Correction of Femoral Acetabular Impingement at the Time of Primary THA
Keywords:THA, Total Hip Arthroplasty, FAI, Femoral Acetabular Impingement, PFAI, Prosthetic Femoral Acetabular Impingement, Hip Subluxation, Anterior Hip Decompression, AABWR, Anterior Acetabular Bone Wall Reduction, Groin Pain, Hip Flexion
AbstractBackground: Primary total hip arthroplasty (THA) is considered one of the most cost effective and functionally beneficial procedures to treat end-stage coxarthrosis worldwide. However, in all regions of the world, there is a small percentage of patients that are plagued by residual anterior hip pain and have limited hip flexion. One explanation for this problem is bone and soft tissue impingement in the anterior hip region. In the native hip, the problem is described as femoral acetabular impingement (FAI). FAI is a form of developmental dysplasia of the hip (DDH). Not infrequently, these dysplastic acetabula are also retroverted. In primary THA, a retroverted boney acetabulum adversely affects prosthetic hip function. Specifically, when the acetabular cup is inserted in an anteverted position and the native acetabulum is retroverted, the proximal femur will still impinge upon the retroverted acetabular bone with flexion and internal rotation. This causes mechanical instability, pain, and prosthetic subluxation. We aptly name this condition prosthetic femoral acetabular impingement (PFAI).
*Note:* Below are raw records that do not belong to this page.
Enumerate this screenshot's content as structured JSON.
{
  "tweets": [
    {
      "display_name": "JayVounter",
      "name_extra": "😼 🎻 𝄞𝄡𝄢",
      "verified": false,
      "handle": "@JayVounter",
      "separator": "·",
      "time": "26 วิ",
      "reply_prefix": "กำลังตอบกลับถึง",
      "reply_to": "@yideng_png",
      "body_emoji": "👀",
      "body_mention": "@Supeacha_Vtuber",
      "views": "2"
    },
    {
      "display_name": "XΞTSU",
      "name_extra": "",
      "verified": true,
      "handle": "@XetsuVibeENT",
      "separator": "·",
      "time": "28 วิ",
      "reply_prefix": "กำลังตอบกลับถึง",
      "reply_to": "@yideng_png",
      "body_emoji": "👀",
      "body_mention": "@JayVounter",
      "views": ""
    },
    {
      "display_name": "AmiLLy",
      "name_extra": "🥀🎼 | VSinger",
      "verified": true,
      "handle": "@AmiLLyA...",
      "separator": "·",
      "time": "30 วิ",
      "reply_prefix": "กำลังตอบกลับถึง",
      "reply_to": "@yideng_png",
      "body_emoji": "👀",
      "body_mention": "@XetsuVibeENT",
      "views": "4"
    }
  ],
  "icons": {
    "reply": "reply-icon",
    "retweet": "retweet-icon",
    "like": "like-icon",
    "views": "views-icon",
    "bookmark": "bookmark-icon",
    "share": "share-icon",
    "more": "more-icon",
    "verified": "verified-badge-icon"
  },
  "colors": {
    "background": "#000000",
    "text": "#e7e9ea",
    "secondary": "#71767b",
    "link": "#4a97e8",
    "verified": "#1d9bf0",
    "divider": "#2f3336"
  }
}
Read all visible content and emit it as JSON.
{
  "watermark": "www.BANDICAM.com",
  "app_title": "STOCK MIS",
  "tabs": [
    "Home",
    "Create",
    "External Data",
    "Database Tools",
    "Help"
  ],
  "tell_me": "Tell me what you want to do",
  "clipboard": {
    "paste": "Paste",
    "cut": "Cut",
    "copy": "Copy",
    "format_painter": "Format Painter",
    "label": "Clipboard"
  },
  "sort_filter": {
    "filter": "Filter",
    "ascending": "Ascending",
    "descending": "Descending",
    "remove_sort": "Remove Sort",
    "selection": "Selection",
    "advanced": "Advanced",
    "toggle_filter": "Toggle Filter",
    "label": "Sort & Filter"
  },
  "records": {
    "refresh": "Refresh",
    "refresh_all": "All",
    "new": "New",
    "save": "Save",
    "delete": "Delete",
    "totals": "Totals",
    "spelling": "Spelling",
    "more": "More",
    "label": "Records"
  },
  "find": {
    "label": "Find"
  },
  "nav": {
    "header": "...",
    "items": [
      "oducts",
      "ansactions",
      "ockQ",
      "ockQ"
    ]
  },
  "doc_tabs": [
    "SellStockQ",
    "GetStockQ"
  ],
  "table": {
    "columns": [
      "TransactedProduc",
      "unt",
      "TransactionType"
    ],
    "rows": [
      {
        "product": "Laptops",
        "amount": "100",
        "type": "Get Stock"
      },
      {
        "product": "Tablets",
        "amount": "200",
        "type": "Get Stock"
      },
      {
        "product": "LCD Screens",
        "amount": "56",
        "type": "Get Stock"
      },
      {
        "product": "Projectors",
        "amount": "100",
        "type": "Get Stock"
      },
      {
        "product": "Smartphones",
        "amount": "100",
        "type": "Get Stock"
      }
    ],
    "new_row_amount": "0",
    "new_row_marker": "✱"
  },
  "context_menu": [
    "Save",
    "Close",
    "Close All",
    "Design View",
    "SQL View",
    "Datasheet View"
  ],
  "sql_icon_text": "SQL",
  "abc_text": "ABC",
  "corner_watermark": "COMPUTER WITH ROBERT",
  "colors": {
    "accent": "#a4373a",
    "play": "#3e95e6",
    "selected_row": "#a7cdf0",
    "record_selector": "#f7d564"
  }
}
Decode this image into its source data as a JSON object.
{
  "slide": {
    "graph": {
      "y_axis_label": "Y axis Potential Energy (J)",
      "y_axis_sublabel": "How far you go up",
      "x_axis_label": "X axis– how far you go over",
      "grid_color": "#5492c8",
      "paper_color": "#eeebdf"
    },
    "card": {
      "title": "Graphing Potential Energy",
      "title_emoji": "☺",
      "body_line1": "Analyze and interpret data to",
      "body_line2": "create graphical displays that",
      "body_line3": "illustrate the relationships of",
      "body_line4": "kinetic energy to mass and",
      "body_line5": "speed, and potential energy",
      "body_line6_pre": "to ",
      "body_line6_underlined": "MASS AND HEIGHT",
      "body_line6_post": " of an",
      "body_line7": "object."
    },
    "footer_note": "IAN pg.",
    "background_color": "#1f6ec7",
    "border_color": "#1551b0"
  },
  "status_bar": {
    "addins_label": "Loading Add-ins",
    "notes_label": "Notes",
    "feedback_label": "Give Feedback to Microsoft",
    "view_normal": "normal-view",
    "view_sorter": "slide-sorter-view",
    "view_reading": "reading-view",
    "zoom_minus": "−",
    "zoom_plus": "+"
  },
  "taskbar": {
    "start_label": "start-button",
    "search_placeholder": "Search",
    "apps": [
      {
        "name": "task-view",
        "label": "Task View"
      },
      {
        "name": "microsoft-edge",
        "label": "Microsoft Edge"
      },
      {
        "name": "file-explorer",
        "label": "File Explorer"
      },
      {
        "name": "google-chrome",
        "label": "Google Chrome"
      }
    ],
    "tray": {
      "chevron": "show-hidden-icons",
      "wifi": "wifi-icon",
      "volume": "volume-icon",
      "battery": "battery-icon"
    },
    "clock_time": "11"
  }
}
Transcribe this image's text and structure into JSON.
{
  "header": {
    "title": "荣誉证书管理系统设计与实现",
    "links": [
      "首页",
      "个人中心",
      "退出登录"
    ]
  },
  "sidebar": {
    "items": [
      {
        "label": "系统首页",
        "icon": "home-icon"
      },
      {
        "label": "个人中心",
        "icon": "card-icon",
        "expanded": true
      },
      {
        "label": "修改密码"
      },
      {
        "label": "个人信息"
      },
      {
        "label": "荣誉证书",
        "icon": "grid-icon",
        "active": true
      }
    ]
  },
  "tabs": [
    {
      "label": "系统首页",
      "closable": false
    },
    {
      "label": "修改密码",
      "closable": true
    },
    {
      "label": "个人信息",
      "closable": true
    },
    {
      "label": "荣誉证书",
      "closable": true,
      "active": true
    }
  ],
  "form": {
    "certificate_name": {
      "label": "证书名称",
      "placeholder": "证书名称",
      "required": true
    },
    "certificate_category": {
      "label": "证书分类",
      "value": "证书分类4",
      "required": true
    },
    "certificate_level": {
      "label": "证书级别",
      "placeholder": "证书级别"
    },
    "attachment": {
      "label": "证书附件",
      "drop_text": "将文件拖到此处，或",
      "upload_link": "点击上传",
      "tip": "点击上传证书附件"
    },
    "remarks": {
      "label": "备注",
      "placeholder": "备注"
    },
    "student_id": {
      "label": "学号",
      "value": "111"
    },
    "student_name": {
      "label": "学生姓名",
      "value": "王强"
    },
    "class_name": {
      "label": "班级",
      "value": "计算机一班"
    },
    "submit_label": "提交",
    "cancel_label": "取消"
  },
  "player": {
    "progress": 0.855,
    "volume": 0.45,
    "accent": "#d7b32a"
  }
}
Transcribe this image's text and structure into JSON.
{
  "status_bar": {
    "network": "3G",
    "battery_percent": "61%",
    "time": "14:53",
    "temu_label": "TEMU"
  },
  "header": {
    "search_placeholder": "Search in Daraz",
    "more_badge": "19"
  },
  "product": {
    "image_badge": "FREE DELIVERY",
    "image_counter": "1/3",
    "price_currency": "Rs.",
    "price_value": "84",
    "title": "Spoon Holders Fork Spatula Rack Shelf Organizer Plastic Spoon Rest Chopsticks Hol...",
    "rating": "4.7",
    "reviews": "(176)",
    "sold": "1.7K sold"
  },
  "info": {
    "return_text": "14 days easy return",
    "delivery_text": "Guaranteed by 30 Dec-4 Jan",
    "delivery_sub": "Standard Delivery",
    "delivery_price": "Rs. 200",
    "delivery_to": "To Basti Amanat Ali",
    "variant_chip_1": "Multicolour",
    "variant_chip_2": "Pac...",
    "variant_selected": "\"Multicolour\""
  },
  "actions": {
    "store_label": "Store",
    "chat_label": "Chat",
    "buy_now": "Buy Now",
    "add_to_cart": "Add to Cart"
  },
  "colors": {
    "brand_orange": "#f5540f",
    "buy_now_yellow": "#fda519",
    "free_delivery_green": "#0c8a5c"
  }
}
Methods: In this study we address PFAI with an anterior acetabular bone wall reduction (AABWR). In a consecutive series of 426 primary THA’s, we prospectively removed all impinging anterior retroverted bone during the THA procedure. All acetabular cups were placed between 25-35 degrees of anteversion. Retroverted acetabular bone extending beyond the acetabular cup was removed along with impinging capsular tissues. All femoral stems were positioned between 15-20 degrees.
Results: The study group consisted of 426 THA’s. Three hundred patients (70%) had an AABWR. There were 140 females (47%) and 160 males (53%). The average amount of bone resected in the AABWR group was 1.32 cm (0.3 cm to 3.4 cm). For females, the average bone resection measured 1.1 cm (0.3 to 2.0 cm). For males, the average bone resection measured 1.53 cm (0.3 cm to 3.4 cm). Harris Hip Scores (HHS) at minimum of 1 year follow-up (range 1 to 11.5 years) averaged 91 (64 to 100) for the entire group. In the AABWR group, HHS averaged 92 (71 to 100). Average hip flexion was 110 degrees (100 to 130 degrees). In the non-AABWR group, HHS averaged 87 (71 to 100). Average flexion was 109 degrees (88 to 125 degrees). In the AABWR group, 12 patients (4%) experienced groin pain symptoms. On a scale from 0 to 4, the peak groin pain rating was 1 in 10 of the 12 patients and the remaining 2 rated his/her pain at a 2. As time progressed, 50% of these patients saw their groin pain resolve. In the non-AABWR group, 2 patients (1.6%) experienced groin pain and both patients rated his/her pain at a 1.
Discussion: Maximizing hip flexion and function for the active patient undergoing primary THA requires meticulous surgical technique. PFAI may be one reason for unexplained anterior hip pain in the highly active patient that demands higher hip flexion and rotation. Our experience shows that the anterior acetabular rim and part of the anterior column can be removed at the time of primary THA without compromising the THA procedure. The AABWR is now an integral part of our primary THA technique.